More brands and businesses are becoming vocal in the movement for racial justice and equity.
Some are taking it a step further, pledging donations and changes in their own practices to address workforce inequity.
Adidas, which also owns Reebok, is pledging to increase the number of black and Latino employees it hires by the end of next year, saying at a minimum 30% of all new positions.
The NFL also made recent specific pledges to hire more people of color in front office and coaching positions. It also made an immediate rule change that future head coaching positions need to include at least two interviews with external, minority candidates.
“There's good evidence (that) both increasing the quality of a climate in the workplace and increasing the diversity of the workforce tends to be associated with better outcomes, especially in companies that are trying to be innovative in their production process, marketing and the like,” said Donald Tomaskovic-Devey, UMASS equity and inclusion expert.
There are proven methods for increasing diversity, equity, and inclusion in the workplace.
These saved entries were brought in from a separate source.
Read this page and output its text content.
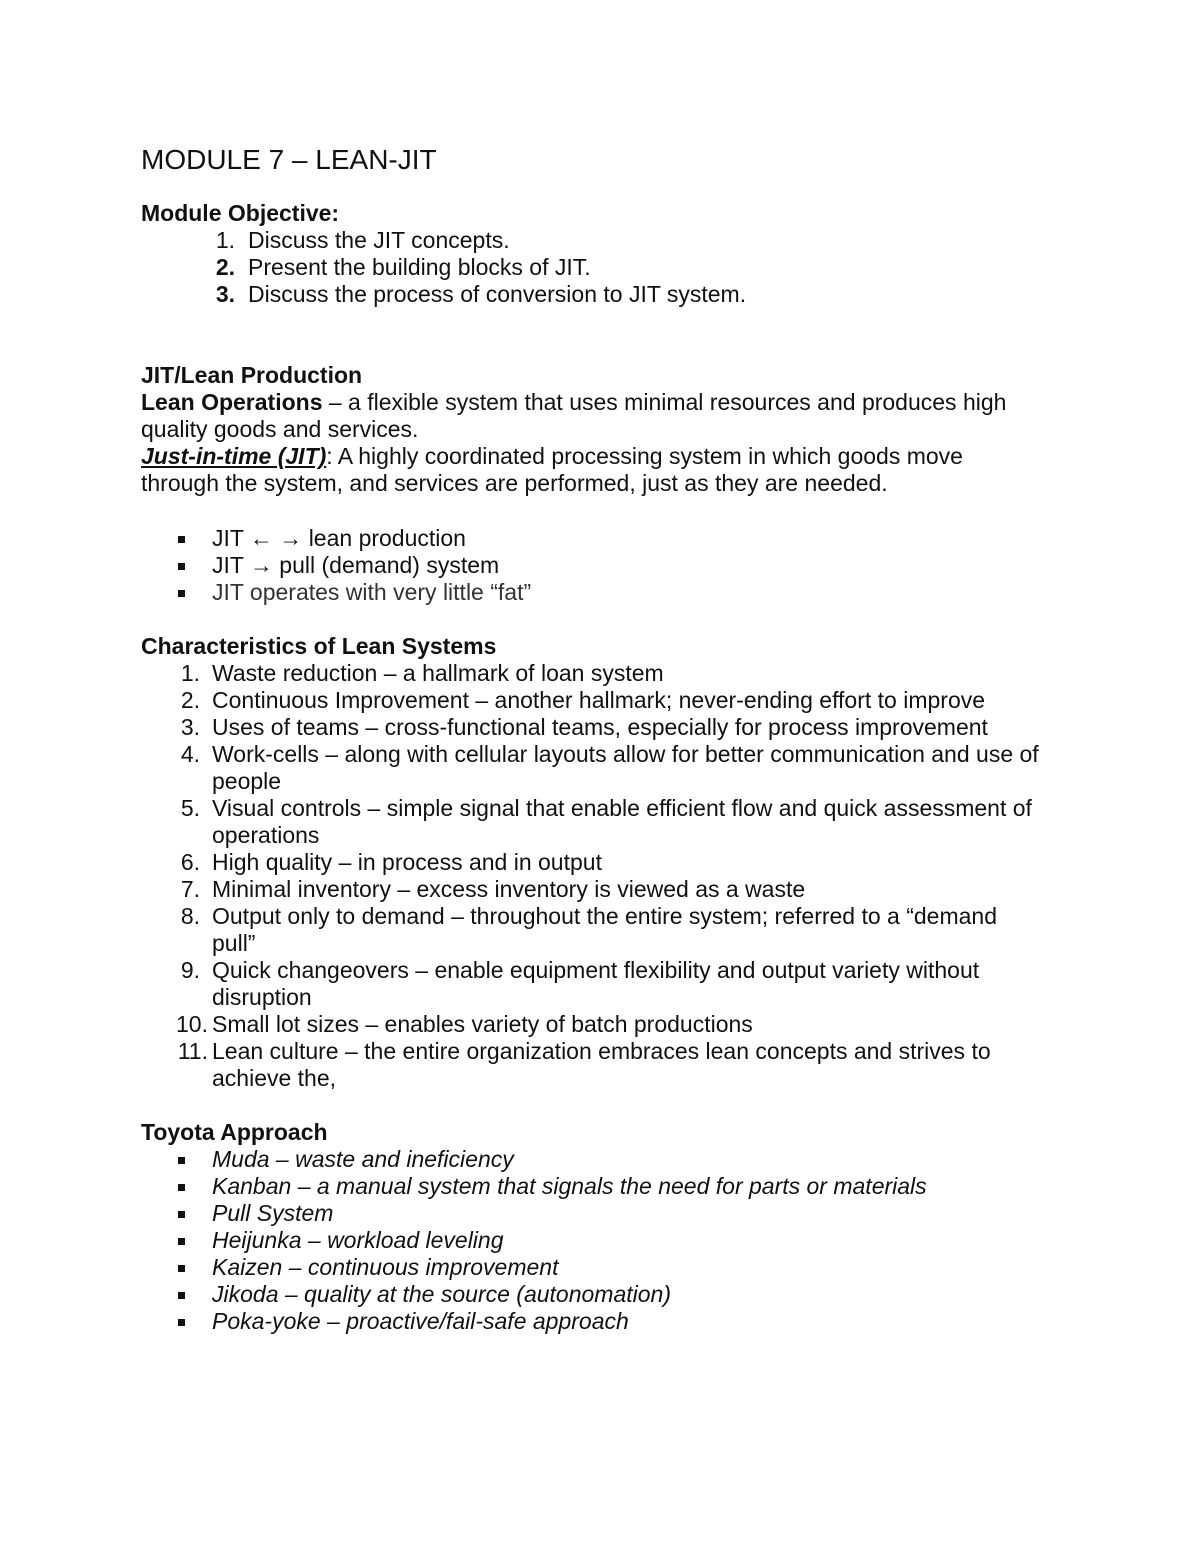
MODULE 7 – LEAN-JIT
Module Objective:
1. Discuss the JIT concepts.
2. Present the building blocks of JIT.
3. Discuss the process of conversion to JIT system.
JIT/Lean Production
Lean Operations – a flexible system that uses minimal resources and produces high
quality goods and services.
Just-in-time (JIT): A highly coordinated processing system in which goods move
through the system, and services are performed, just as they are needed.
JIT ← → lean production
JIT → pull (demand) system
JIT operates with very little “fat”
Characteristics of Lean Systems
1. Waste reduction – a hallmark of loan system
2. Continuous Improvement – another hallmark; never-ending effort to improve
3. Uses of teams – cross-functional teams, especially for process improvement
4. Work-cells – along with cellular layouts allow for better communication and use of
people
5. Visual controls – simple signal that enable efficient flow and quick assessment of
operations
6. High quality – in process and in output
7. Minimal inventory – excess inventory is viewed as a waste
8. Output only to demand – throughout the entire system; referred to a “demand
pull”
9. Quick changeovers – enable equipment flexibility and output variety without
disruption
10. Small lot sizes – enables variety of batch productions
11. Lean culture – the entire organization embraces lean concepts and strives to
achieve the,
Toyota Approach
Muda – waste and ineficiency
Kanban – a manual system that signals the need for parts or materials
Pull System
Heijunka – workload leveling
Kaizen – continuous improvement
Jikoda – quality at the source (autonomation)
Poka-yoke – proactive/fail-safe approach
They include setting clear measurable goals, being transparent, and companies holding themselves accountable.
Experts say it’s not only good for employees and business, but this shift in speaking up and change by industry leaders can spark even more influence.
“You could imagine firms saying I’m not going to support the reelection campaigns of candidates who are making racist statements or stoking racial divisions,” said Tomaskovic-Devey. “Again, that’s putting your money where your mouth is.”
Experts say another practical way to invoke change in the workplace is to treat complaints of bias, unfairness or discrimination as managerial problems to be solved, not legal issues.